Jan Böhmermann twittert: „Alaaf! Heute als ‚Sexy Krankenschwester‘ auf der Zülpicher Straße, an Weihnachten als ‚Sexy Intubierte‘ in der Uniklinik!“ Der Hashtag #Karneval trendet wie kein anderer heute. Viele empörte Twitter-User*innen verweisen auf die Parallelität des Katastrophenfalls in Bayern und der tobenden Karnevalsmenge in Köln. Andere ziehen in Zweifel, dass Eigenverantwortung und Karneval kompatibel sind.
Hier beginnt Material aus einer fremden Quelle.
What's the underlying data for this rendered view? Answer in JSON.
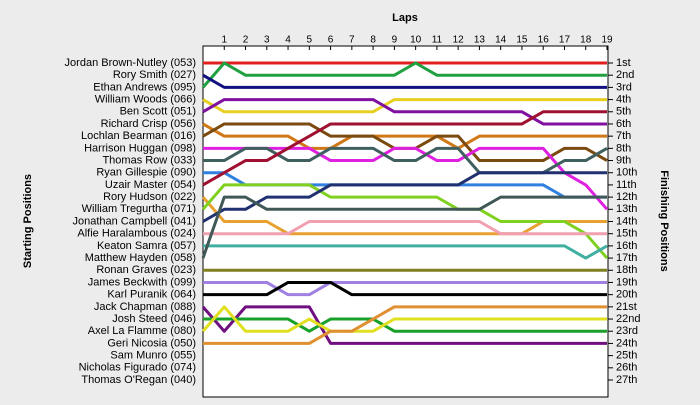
{
  "chart_data": {
    "type": "line",
    "x_label": "Laps",
    "y_label": "Starting Positions",
    "y2_label": "Finishing Positions",
    "x": [
      0,
      1,
      2,
      3,
      4,
      5,
      6,
      7,
      8,
      9,
      10,
      11,
      12,
      13,
      14,
      15,
      16,
      17,
      18,
      19
    ],
    "xlim": [
      0,
      19
    ],
    "xticks": [
      1,
      2,
      3,
      4,
      5,
      6,
      7,
      8,
      9,
      10,
      11,
      12,
      13,
      14,
      15,
      16,
      17,
      18,
      19
    ],
    "ylim": [
      1,
      27
    ],
    "y2lim": [
      1,
      27
    ],
    "y2ticks": [
      {
        "value": 1,
        "label": "1st"
      },
      {
        "value": 2,
        "label": "2nd"
      },
      {
        "value": 3,
        "label": "3rd"
      },
      {
        "value": 4,
        "label": "4th"
      },
      {
        "value": 5,
        "label": "5th"
      },
      {
        "value": 6,
        "label": "6th"
      },
      {
        "value": 7,
        "label": "7th"
      },
      {
        "value": 8,
        "label": "8th"
      },
      {
        "value": 9,
        "label": "9th"
      },
      {
        "value": 10,
        "label": "10th"
      },
      {
        "value": 11,
        "label": "11th"
      },
      {
        "value": 12,
        "label": "12th"
      },
      {
        "value": 13,
        "label": "13th"
      },
      {
        "value": 14,
        "label": "14th"
      },
      {
        "value": 15,
        "label": "15th"
      },
      {
        "value": 16,
        "label": "16th"
      },
      {
        "value": 17,
        "label": "17th"
      },
      {
        "value": 18,
        "label": "18th"
      },
      {
        "value": 19,
        "label": "19th"
      },
      {
        "value": 20,
        "label": "20th"
      },
      {
        "value": 21,
        "label": "21st"
      },
      {
        "value": 22,
        "label": "22nd"
      },
      {
        "value": 23,
        "label": "23rd"
      },
      {
        "value": 24,
        "label": "24th"
      },
      {
        "value": 25,
        "label": "25th"
      },
      {
        "value": 26,
        "label": "26th"
      },
      {
        "value": 27,
        "label": "27th"
      }
    ],
    "series": [
      {
        "name": "Jordan Brown-Nutley (053)",
        "color": "#e02020",
        "values": [
          1,
          1,
          1,
          1,
          1,
          1,
          1,
          1,
          1,
          1,
          1,
          1,
          1,
          1,
          1,
          1,
          1,
          1,
          1,
          1
        ]
      },
      {
        "name": "Rory Smith (027)",
        "color": "#20a040",
        "values": [
          3,
          1,
          2,
          2,
          2,
          2,
          2,
          2,
          2,
          2,
          1,
          2,
          2,
          2,
          2,
          2,
          2,
          2,
          2,
          2
        ]
      },
      {
        "name": "Ethan Andrews (095)",
        "color": "#101080",
        "values": [
          2,
          3,
          3,
          3,
          3,
          3,
          3,
          3,
          3,
          3,
          3,
          3,
          3,
          3,
          3,
          3,
          3,
          3,
          3,
          3
        ]
      },
      {
        "name": "William Woods (066)",
        "color": "#e8d020",
        "values": [
          4,
          5,
          5,
          5,
          5,
          5,
          5,
          5,
          5,
          4,
          4,
          4,
          4,
          4,
          4,
          4,
          4,
          4,
          4,
          4
        ]
      },
      {
        "name": "Ben Scott (051)",
        "color": "#8010a0",
        "values": [
          5,
          4,
          4,
          4,
          4,
          4,
          4,
          4,
          4,
          5,
          5,
          5,
          5,
          5,
          5,
          5,
          6,
          6,
          6,
          6
        ]
      },
      {
        "name": "Richard Crisp (056)",
        "color": "#d07818",
        "values": [
          6,
          7,
          7,
          7,
          7,
          8,
          8,
          7,
          7,
          7,
          7,
          7,
          8,
          7,
          7,
          7,
          7,
          7,
          7,
          7
        ]
      },
      {
        "name": "Lochlan Bearman (016)",
        "color": "#7a4a10",
        "values": [
          7,
          6,
          6,
          6,
          6,
          6,
          7,
          7,
          7,
          8,
          8,
          7,
          7,
          9,
          9,
          9,
          9,
          8,
          8,
          9
        ]
      },
      {
        "name": "Harrison Huggan (098)",
        "color": "#e020e0",
        "values": [
          8,
          8,
          8,
          8,
          8,
          8,
          9,
          9,
          9,
          8,
          8,
          9,
          9,
          8,
          8,
          8,
          8,
          10,
          11,
          13
        ]
      },
      {
        "name": "Thomas Row (033)",
        "color": "#406060",
        "values": [
          9,
          9,
          8,
          8,
          9,
          9,
          8,
          8,
          8,
          9,
          9,
          8,
          8,
          10,
          10,
          10,
          10,
          9,
          9,
          8
        ]
      },
      {
        "name": "Ryan Gillespie (090)",
        "color": "#3080e0",
        "values": [
          10,
          10,
          11,
          11,
          11,
          11,
          11,
          11,
          11,
          11,
          11,
          11,
          11,
          11,
          11,
          11,
          11,
          12,
          12,
          12
        ]
      },
      {
        "name": "Uzair Master (054)",
        "color": "#a01030",
        "values": [
          11,
          10,
          9,
          9,
          8,
          7,
          6,
          6,
          6,
          6,
          6,
          6,
          6,
          6,
          6,
          6,
          5,
          5,
          5,
          5
        ]
      },
      {
        "name": "Rory Hudson (022)",
        "color": "#e8a030",
        "values": [
          12,
          14,
          14,
          14,
          15,
          15,
          15,
          15,
          15,
          15,
          15,
          15,
          15,
          15,
          15,
          15,
          14,
          14,
          14,
          14
        ]
      },
      {
        "name": "William Tregurtha (071)",
        "color": "#80d020",
        "values": [
          13,
          11,
          11,
          11,
          11,
          11,
          12,
          12,
          12,
          12,
          12,
          12,
          13,
          13,
          14,
          14,
          14,
          14,
          15,
          17
        ]
      },
      {
        "name": "Jonathan Campbell (041)",
        "color": "#203070",
        "values": [
          14,
          13,
          13,
          12,
          12,
          12,
          11,
          11,
          11,
          11,
          11,
          11,
          11,
          10,
          10,
          10,
          10,
          10,
          10,
          10
        ]
      },
      {
        "name": "Alfie Haralambous (024)",
        "color": "#f0a0b0",
        "values": [
          15,
          15,
          15,
          15,
          15,
          14,
          14,
          14,
          14,
          14,
          14,
          14,
          14,
          14,
          15,
          15,
          15,
          15,
          15,
          15
        ]
      },
      {
        "name": "Keaton Samra (057)",
        "color": "#40b0a0",
        "values": [
          16,
          16,
          16,
          16,
          16,
          16,
          16,
          16,
          16,
          16,
          16,
          16,
          16,
          16,
          16,
          16,
          16,
          16,
          17,
          16
        ]
      },
      {
        "name": "Matthew Hayden (058)",
        "color": "#405858",
        "values": [
          17,
          12,
          12,
          13,
          13,
          13,
          13,
          13,
          13,
          13,
          13,
          13,
          13,
          13,
          12,
          12,
          12,
          12,
          12,
          12
        ]
      },
      {
        "name": "Ronan Graves (023)",
        "color": "#808020",
        "values": [
          18,
          18,
          18,
          18,
          18,
          18,
          18,
          18,
          18,
          18,
          18,
          18,
          18,
          18,
          18,
          18,
          18,
          18,
          18,
          18
        ]
      },
      {
        "name": "James Beckwith (099)",
        "color": "#a080e0",
        "values": [
          19,
          19,
          19,
          19,
          20,
          20,
          19,
          19,
          19,
          19,
          19,
          19,
          19,
          19,
          19,
          19,
          19,
          19,
          19,
          19
        ]
      },
      {
        "name": "Karl Puranik (064)",
        "color": "#000000",
        "values": [
          20,
          20,
          20,
          20,
          19,
          19,
          19,
          20,
          20,
          20,
          20,
          20,
          20,
          20,
          20,
          20,
          20,
          20,
          20,
          20
        ]
      },
      {
        "name": "Jack Chapman (088)",
        "color": "#701080",
        "values": [
          21,
          23,
          21,
          21,
          21,
          21,
          24,
          24,
          24,
          24,
          24,
          24,
          24,
          24,
          24,
          24,
          24,
          24,
          24,
          24
        ]
      },
      {
        "name": "Josh Steed (046)",
        "color": "#18a028",
        "values": [
          22,
          22,
          22,
          22,
          22,
          23,
          22,
          22,
          22,
          23,
          23,
          23,
          23,
          23,
          23,
          23,
          23,
          23,
          23,
          23
        ]
      },
      {
        "name": "Axel La Flamme (080)",
        "color": "#e0e020",
        "values": [
          23,
          21,
          23,
          23,
          23,
          22,
          23,
          23,
          23,
          22,
          22,
          22,
          22,
          22,
          22,
          22,
          22,
          22,
          22,
          22
        ]
      },
      {
        "name": "Geri Nicosia (050)",
        "color": "#e09030",
        "values": [
          24,
          24,
          24,
          24,
          24,
          24,
          23,
          23,
          22,
          21,
          21,
          21,
          21,
          21,
          21,
          21,
          21,
          21,
          21,
          21
        ]
      },
      {
        "name": "Sam Munro (055)",
        "color": "#808080",
        "values": [
          null,
          null,
          null,
          null,
          null,
          null,
          null,
          null,
          null,
          null,
          null,
          null,
          null,
          null,
          null,
          null,
          null,
          null,
          null,
          null
        ]
      },
      {
        "name": "Nicholas Figurado (074)",
        "color": "#808080",
        "values": [
          null,
          null,
          null,
          null,
          null,
          null,
          null,
          null,
          null,
          null,
          null,
          null,
          null,
          null,
          null,
          null,
          null,
          null,
          null,
          null
        ]
      },
      {
        "name": "Thomas O'Regan (040)",
        "color": "#808080",
        "values": [
          null,
          null,
          null,
          null,
          null,
          null,
          null,
          null,
          null,
          null,
          null,
          null,
          null,
          null,
          null,
          null,
          null,
          null,
          null,
          null
        ]
      }
    ]
  }
}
Die Heute-Show twittert: „Dei 18 fährt dieses Jahr nicht nach Istanbul, sondern zur Uniklinik.“

Das Festkomitee-Präsident Christoph Kuckelkorn, der im realen Leben Bestattungsunternehmer ist, wird mit seiner Einstellung als Realsatire bezeichnet: „RL einfach besser als jede Satire. Kölle Alaaf und R.I.P.“ schreibt ein User und postet darunter Bilder von Kuckelkorn in beiden Rollen. Auch der „Tagesspiegel“ verwies auf diesen Zusammenhang und schrieb: „‚Wir wissen, was wir tun‘: Wenn ausgerechnet ein Bestatter den Karneval in der Pandemie am Leben hält Feiern mitten in der Pandemie – ist das Wahnsinn? Nein, sagt der Präsident des Kölner Festkomitees Christoph Kuckelkorn. Aber so wie früher wird es nicht sein.“

Ein anderer User zieht den Vergleich zu Ischgl: „Die Bilder vom #Karneval in #Köln haben schon so leichte Ischgl-im-Frühjahr-2020-Vibes.“ Auch der Vergleich mit Heinsberg und der Karnevalssitzung in Gangelt zu Beginn der Pandemie wird immer wieder gezogen.

Ein Twitterer sagt: „Die Bilder vom #Karneval in Köln sind die Spitze der ultimativen Arschtritte für alle Pflegenden, für alle in den Notdiensten, für alle, die Angehörige und Freunde und/oder die Freude an ihrem Beruf verloren haben in den letzten 2 Jahren. Verachtenswert. Schämt euch.“

Kritik nicht nur auf Twitter

Der Weltärztepräsident Ulrich Montgomery erklärte auf „RTL“ dass die Szenen aus Köln und die Pandemie nicht zusammenpaßten. Es habe ihn gegraust diese Bilder zu sehen.

Kurz nachdem der Countdown auf der Bühne am Heumarkt abgeschlossen war, appellierte Oberbürgermeisterin Henriette Reker an die Jecken sich an die Regeln zu halten und sagte voraus, was nur wenige Stunden danach passierte: „Wir wollen doch alle nicht erleben, dass wir kritisiert werden.“ Die „Welt“ titelte: „‚Weihnachten als ‚Sexy Intubierte‘ in der Uniklinik!‘ – Kritik am Karnevalstreiben“, der „Deutschlandfunk“ schreibt „Kölns OB Reker verteidigt Karneval-Feiern mit 2G gegen Kritik“ oder „Spiegel“ Online titelt: „Vernunft trifft auf Enthemmung“.